Félicitations pour tes trouvailles! Le Radiant Waite est une très belle version du jeu! Les illustrations d’origine ont été recolorisées pour avoir un rendu plus proche des possibilités qu’offrent les techniques actuelles de l’édition, ce qui les modernise et les rend plus fluides.
Il est vrai que les livrets accompagnateurs ne sont jamais très détaillés, mais ce n’est pas leur but: ils doivent fournir un mode d’emploi permettant une prise en main rapide du jeu à travers des méthodes de tirage simples et les significations des cartes retranscrites sous forme de mots-clés. Si l’on veut aller plus loin et se pencher sur le langage symbolique du jeu et sur ses dimensions spirituelles et occultes, on pourra se tourner vers de très bons auteurs et ouvrages, qui ne manquent pas.
Seventy-Eight Degrees of Wisdom de Rachel Pollack est un très bon point de départ, et tu as fait une belle affaire! Le traité de Waite reste également un indispensable à mon avis, car c’est là que l’on voit toute la démarche de l’auteur, les recherches qu’il a faites, la symbolique et les messages qu’il a entrelacés dans son jeu. Bien sûr, certaines des considérations qu’il émet sont datées, de même que certaines significations des lames, mais le tarot étant un langage vivant, il est toujours possible d’adapter tout cela à l’époque dans laquelle nous vivons, ce que font d’ailleurs les auteurs et les interprètes d’aujourd’hui.

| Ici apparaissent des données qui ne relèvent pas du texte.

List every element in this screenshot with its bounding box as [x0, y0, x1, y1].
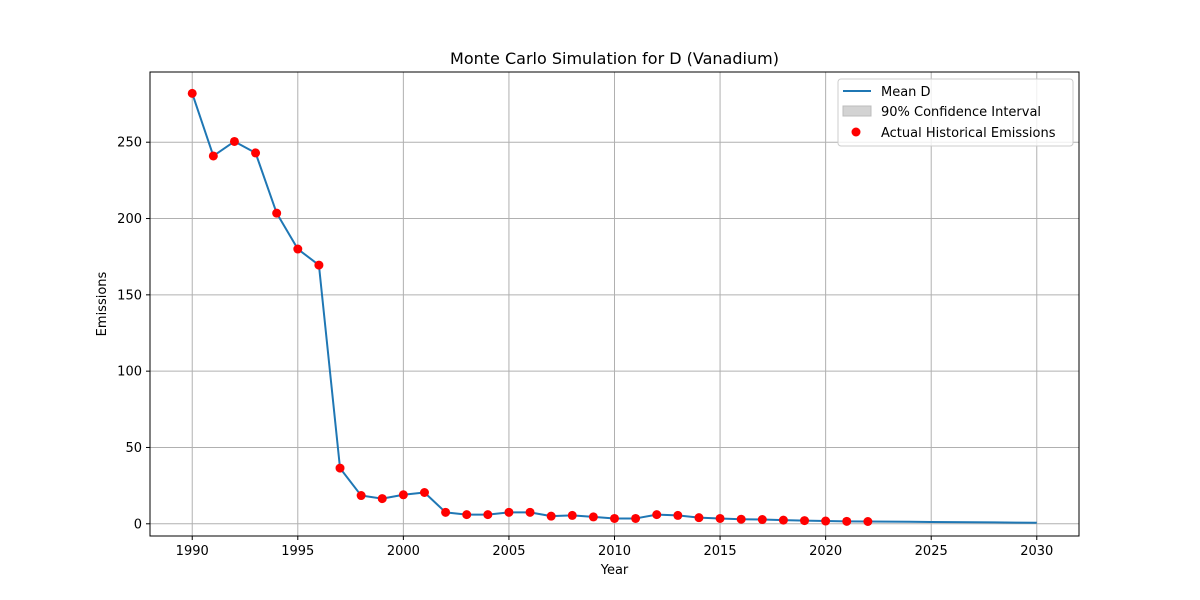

Je serais heureuse de discuter de tout cela avec toi lorsque nous nous verrons! En attendant, je t’invite à lire cet article sur les principales différences entre les traditions Marseille et Waite 🙂
À très vite!
Morrigann.
Hé hé, j’ai l’eBook du pictorial key donc je peux aussi zyeuter là dedans. Je sais bien que les petits livrets sont censés permettre une prise en main rapide mais une liste de mots clés, je trouve ça assez froid.
Pour le reste je devrais être sur Paris autour du 7 avril au soir en revenant du Japon. Je crois que je repars pour l’Ecosse le lendemain ou le samedi, je ne sais plus…
Oui, mais les mots-clés, c’est direct et les gens les mémorisent mieux 😉
Chouette, on pourra peut-être se voir! Tiens-moi au courant!
C’est pas faux!
Pour ce qui est de Paris, si aucun problème, j’arrive le jeudi 7 au soir (genre 18h30-19h) à CDG et je repars le lendemain soir (vol vers 21h) pour Edimbourg. Donc si le vendredi t’as un moment de libre pour déjeuner ou se prendre un café…
Ca peut se faire 😉 On se reconfirme tout cela le moment venu!